Cornyn released his hold on Welsh’s confirmation Aug. 2 after meeting with the Air Force four-star general, but it provided the most recent example of friction that exists between the Air Force and Congress.

Not every lawmaker has raised problems with the service. The ranking member of the House Intelligence Committee described his relationship with the Air Force as healthy, commending the service for its commitment in working with him on cyber security and space situational awareness.

“I know about the issues with the Guard, but I have enjoyed working with the Air Force leadership and General Schwartz,” said U.S. Rep. C.A. “Dutch” Ruppersberger, D-Md.
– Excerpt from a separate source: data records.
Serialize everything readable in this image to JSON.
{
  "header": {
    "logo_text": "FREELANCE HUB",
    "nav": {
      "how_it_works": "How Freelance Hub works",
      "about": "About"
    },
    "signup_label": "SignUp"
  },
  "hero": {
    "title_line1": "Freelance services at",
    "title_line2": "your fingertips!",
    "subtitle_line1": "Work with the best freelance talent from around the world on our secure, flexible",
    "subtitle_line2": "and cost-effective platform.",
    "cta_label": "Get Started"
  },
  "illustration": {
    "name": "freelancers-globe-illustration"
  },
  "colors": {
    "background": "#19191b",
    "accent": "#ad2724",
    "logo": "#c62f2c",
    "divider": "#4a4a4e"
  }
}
Welsh said he plans on building more of these relationships and reaching out to organizations such as the National Guard Bureau and the Council of Governors, which led a lobbying effort to strike down the Air Force’s proposed cuts to the Air National Guard.

“[The budget process] has to include better coordination and information sharing not just with the Air National Guard or the Air Force Reserve, but with the National Guard Bureau, and clearly the link between the National Guard Bureau and Council of Governors has got to be energized in a more meaningful and productive way,” Welsh said.